Everyone has a reason why he or she has not managed to execute a power of attorney; some reasons carry very little weight and others quite a bit more. But I find that folks who learn some of the very good reasons, even compelling reasons, to have a financial power of attorney become more motivated to "get 'er done," as we say here in Lubbock.
Most people put off basic estate planning (will, financial and medical powers of attorney, HIPAA Release, and Directive to Physicians) for a very human reason - they would prefer do anything else than take care of a chore that likely will cost them money and, real bonus here, make them think about their mortality and/or possible incapacity.
In addition to simple procrastination, the most common objection that I hear is, "I'm not ready to give up control yet." However, executing a power of attorney does not put your agent 'in charge' of anything, least of all you, the principal. Notice even the wording, 'agent' and 'principal,' points to the actual relationship: The agent serves the principal, and indeed, the agent undertakes numerous enforceable fiduciary duties in becoming your agent. Further, the agent serves at the pleasure of the principal who can fire the agent at any time and for any reason or no reason at all.
I rather think that the giving up control argument probably has more to do with not trusting a prospective agent, in which case you probably should not name them.
Besides procrastination and control issues, some people simply do not care to spend the money which can lead to a couple of less than ideal outcomes, either they never do it at all or they google it or find an old form book in the local library and grow their own. Now I will be the first to admit that growing your own can work and give you that warm, satisfied feeling you get when you do something yourself, especially if it keeps some attorney from a fee. But as someone, somewhere once said, "You get what you pay for." That form you filled in may represent the state of the art today... in New Hampshire, or look exactly like the form your great uncle Ira used in 1942 when he joined the merchant marine. Remember that advice and counsel on choosing the proper document and using it the right way makes up a larger portion of the attorney's fee than does the paper that the document is printed on.
Real problems do arise in relation to financial powers of attorney, and as an elder law attorney, I am painfully aware of them. Certainly, dishonest or just unsophisticated agents can cause the principal serious financial loss. An agent can pay bills and take care of property, but that means they usually have access to most if not all of the principal's financial resources and can conduct financial and real property transactions providing the agent with ample opportunity to steal money and other assets or to engage in risky investments. These dangers point to another problem, especially in the elder law context: The principal may not have any surviving family members or friends appropriate to handle the principal's financial affairs.

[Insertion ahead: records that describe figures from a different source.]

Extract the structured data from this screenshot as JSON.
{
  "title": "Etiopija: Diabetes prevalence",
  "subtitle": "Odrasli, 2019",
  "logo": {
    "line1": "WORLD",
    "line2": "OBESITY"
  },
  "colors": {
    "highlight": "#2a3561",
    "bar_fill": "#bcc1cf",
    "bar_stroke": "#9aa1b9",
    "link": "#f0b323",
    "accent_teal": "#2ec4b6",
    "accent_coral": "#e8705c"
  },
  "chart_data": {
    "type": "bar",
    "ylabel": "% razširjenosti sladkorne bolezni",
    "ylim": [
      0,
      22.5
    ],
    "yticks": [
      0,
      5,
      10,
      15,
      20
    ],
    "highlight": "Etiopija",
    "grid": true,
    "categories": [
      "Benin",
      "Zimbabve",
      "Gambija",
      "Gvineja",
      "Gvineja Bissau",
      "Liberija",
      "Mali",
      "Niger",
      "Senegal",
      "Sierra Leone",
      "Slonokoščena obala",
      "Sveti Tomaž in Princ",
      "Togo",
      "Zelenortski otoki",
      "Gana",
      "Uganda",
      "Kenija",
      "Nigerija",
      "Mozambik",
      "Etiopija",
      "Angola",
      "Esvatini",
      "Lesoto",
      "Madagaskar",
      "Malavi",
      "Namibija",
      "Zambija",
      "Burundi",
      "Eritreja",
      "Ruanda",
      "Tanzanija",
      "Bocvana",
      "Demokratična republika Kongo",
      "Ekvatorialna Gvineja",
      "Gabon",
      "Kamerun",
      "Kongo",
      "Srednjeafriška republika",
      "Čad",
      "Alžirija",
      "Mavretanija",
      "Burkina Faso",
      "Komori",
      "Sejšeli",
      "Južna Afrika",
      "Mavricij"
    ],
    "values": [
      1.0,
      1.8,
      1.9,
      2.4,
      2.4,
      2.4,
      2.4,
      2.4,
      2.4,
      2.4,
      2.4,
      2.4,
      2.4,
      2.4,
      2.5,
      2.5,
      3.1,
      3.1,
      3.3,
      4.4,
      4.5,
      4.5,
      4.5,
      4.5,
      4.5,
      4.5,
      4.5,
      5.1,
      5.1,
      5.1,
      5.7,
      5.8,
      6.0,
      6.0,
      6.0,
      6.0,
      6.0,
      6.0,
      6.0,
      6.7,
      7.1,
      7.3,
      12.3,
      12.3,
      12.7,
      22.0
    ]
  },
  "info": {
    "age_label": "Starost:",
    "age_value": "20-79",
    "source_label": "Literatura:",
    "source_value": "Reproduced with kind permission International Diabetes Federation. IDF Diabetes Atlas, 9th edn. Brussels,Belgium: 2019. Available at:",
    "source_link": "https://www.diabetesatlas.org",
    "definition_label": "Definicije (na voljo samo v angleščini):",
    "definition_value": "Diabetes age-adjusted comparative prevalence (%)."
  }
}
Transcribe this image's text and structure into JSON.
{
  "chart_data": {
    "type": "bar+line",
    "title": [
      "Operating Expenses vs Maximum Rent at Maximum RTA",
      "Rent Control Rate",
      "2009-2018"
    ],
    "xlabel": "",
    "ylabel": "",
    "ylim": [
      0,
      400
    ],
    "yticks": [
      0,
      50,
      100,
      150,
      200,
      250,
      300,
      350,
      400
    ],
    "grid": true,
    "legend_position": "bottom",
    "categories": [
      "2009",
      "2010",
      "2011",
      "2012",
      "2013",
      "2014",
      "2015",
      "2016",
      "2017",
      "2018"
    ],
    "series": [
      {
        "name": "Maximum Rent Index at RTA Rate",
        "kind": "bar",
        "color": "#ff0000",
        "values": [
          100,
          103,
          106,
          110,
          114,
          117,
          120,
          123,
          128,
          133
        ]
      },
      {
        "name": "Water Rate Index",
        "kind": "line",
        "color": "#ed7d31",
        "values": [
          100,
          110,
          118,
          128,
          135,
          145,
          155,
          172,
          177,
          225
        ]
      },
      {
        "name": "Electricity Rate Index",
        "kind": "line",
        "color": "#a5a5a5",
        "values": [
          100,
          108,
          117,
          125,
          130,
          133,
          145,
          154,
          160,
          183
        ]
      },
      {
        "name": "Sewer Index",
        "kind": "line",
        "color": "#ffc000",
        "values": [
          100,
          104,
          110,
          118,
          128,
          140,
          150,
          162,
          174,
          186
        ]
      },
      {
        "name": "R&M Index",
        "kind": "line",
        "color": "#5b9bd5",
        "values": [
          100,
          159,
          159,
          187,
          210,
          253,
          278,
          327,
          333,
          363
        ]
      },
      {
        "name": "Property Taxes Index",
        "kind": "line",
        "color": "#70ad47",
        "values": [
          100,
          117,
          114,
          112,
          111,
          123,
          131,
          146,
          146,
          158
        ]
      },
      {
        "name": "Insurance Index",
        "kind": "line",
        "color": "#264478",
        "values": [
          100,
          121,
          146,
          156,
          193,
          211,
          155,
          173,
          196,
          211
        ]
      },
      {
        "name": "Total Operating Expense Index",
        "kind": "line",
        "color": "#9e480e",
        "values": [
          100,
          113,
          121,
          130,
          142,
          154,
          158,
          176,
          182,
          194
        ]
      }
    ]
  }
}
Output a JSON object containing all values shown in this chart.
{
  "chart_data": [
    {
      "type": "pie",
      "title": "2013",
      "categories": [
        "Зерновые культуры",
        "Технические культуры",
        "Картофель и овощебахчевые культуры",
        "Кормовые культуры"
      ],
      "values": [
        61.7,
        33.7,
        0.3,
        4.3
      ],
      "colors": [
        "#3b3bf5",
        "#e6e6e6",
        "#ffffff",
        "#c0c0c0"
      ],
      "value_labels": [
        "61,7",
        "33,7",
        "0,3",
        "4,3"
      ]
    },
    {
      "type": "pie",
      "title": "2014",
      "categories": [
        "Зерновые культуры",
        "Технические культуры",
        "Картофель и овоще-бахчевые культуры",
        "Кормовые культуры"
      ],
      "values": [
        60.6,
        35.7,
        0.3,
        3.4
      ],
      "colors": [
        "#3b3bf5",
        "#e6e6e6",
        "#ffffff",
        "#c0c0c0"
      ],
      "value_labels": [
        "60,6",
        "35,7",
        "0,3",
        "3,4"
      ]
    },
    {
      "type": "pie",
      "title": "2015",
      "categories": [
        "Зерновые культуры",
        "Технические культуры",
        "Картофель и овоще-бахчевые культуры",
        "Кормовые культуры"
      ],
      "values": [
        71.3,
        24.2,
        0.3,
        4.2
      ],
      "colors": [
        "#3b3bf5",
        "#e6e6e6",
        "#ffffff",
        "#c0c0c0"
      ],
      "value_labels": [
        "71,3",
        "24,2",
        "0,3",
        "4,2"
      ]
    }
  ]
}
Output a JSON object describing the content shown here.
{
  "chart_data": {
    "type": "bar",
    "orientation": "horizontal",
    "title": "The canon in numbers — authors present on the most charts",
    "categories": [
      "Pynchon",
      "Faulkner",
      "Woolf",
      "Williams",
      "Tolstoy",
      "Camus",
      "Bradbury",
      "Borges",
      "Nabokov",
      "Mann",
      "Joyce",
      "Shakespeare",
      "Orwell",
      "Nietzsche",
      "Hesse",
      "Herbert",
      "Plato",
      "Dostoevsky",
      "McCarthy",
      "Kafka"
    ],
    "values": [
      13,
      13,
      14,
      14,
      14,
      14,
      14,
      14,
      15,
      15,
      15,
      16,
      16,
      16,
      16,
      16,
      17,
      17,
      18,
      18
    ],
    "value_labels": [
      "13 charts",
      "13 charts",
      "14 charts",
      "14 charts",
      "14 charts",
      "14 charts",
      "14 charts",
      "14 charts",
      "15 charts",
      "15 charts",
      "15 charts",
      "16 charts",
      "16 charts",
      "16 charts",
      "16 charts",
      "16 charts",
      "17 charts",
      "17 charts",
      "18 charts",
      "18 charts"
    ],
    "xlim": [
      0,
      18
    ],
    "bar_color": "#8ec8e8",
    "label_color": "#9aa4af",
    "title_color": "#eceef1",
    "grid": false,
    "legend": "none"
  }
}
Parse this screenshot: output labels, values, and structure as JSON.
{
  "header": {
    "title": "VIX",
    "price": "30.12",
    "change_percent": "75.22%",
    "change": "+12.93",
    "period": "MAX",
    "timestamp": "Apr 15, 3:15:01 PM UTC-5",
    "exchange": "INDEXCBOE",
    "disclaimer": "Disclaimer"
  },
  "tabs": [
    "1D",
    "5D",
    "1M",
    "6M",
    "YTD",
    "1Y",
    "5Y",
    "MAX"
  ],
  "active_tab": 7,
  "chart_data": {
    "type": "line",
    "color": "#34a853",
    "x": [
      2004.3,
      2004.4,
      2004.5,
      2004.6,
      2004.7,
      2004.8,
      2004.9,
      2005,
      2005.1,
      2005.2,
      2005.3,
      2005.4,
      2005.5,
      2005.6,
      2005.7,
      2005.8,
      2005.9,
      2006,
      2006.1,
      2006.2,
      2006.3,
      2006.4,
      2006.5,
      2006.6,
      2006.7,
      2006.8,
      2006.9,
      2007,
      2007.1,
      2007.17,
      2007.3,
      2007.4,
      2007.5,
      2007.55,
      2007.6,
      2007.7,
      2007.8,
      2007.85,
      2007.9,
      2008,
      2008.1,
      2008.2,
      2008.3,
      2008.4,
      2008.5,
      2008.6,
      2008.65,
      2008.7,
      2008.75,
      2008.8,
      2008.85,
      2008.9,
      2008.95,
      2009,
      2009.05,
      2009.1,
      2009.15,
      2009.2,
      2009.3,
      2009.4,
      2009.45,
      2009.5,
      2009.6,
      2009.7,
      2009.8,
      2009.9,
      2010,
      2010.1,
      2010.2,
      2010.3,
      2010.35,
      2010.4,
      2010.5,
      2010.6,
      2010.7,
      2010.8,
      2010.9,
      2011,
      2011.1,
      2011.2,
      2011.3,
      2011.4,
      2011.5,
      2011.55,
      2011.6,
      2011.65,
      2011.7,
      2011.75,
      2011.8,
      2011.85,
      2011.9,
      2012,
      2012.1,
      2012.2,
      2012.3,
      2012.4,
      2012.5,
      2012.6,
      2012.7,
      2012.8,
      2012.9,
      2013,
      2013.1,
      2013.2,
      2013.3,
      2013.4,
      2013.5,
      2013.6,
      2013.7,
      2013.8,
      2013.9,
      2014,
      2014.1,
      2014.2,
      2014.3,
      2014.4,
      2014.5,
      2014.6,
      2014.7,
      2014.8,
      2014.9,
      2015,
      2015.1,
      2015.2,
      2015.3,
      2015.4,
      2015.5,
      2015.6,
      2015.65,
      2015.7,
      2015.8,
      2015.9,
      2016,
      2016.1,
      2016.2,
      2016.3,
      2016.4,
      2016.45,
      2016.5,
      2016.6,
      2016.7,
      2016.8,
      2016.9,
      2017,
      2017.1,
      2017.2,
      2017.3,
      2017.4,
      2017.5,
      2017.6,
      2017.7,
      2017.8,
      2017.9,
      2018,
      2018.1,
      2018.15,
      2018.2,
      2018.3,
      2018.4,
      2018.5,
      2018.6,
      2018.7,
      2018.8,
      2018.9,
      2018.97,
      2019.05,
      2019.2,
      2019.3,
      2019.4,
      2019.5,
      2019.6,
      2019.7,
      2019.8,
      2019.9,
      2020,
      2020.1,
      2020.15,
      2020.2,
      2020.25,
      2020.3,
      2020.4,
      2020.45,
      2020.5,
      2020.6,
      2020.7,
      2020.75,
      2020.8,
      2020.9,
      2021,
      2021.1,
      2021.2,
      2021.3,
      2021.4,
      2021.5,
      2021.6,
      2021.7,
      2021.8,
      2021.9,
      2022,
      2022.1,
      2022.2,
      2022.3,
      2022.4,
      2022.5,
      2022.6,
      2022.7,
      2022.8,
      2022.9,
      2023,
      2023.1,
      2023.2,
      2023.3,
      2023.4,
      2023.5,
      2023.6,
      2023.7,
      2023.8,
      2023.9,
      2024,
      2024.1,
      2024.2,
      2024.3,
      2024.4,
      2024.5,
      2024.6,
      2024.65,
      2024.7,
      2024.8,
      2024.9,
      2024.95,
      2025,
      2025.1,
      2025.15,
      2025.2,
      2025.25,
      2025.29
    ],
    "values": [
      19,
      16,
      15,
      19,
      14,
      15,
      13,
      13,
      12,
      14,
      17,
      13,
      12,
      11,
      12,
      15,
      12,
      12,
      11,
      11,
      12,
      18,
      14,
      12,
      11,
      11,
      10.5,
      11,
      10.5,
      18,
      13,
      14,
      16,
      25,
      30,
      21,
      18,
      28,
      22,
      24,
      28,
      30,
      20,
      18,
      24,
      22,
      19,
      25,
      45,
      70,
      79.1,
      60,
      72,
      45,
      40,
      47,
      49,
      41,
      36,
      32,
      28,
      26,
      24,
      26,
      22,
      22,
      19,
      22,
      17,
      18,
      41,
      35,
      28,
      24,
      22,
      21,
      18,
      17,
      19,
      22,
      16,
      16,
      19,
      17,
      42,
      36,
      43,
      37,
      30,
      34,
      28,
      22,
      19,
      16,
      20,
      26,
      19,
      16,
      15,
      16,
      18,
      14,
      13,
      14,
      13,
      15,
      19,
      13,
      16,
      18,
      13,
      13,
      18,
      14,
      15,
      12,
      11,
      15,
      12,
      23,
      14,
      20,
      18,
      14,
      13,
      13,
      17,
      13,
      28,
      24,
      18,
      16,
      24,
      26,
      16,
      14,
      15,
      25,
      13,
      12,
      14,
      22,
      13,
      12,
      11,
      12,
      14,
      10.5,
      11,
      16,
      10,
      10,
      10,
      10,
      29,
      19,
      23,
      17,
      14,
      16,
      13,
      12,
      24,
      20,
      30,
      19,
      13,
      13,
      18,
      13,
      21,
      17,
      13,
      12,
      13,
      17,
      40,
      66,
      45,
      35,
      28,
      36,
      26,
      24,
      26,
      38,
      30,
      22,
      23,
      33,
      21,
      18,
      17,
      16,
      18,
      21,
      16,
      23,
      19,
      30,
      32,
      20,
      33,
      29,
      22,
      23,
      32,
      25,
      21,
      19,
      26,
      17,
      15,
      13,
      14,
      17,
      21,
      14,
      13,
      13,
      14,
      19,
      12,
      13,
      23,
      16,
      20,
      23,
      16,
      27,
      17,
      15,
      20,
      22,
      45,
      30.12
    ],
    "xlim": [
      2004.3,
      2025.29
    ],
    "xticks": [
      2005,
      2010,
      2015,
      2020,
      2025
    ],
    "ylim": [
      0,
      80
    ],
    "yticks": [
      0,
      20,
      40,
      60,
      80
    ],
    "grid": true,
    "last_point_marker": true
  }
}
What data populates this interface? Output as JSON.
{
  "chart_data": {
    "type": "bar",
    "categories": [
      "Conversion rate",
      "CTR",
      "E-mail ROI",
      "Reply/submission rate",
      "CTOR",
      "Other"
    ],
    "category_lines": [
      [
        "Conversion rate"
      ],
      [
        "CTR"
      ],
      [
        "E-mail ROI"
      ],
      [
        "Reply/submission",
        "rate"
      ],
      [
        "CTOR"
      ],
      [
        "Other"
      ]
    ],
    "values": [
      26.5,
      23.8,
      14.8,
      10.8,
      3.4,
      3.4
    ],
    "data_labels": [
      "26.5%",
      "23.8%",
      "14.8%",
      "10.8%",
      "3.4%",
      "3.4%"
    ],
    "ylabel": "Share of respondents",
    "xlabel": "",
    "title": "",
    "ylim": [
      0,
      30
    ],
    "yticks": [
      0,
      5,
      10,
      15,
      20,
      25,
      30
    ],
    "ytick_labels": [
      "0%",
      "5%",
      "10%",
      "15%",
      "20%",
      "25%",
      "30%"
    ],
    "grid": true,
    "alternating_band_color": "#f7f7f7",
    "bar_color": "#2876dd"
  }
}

Nevertheless, if you as an adult, become incapacitated, temporarily or permanently, only an agent or a guardian can handle your financial affairs for you, and guardianships are cumbersome and expensive. At the very least, you may need someone to pay bills and take care of your home.
These issues become especially important if you require long term care, and most critically if you need Medicaid assistance to pay it. To keep you at home longer, an agent may need to contract with care providers and oversee modifications to the home. To pay for assisted living, the agent may have to find and to pay an appropriate facility for you and then lease or sell your home to help finance the care. If you need institutional skilled nursing which can cost between $5,000 and $6,000 (in Lubbock), you may need to apply to Medicaid for assistance requiring your agent to interact with financial institutions including banks, insurance companies, and investment houses. Your agent may need broad authority to make gifts of your property in order to obtain and maintain Medicaid eligibility.
Much more can be said about financial powers of attorney, but there are good and compelling reasons to get 'er done while you can.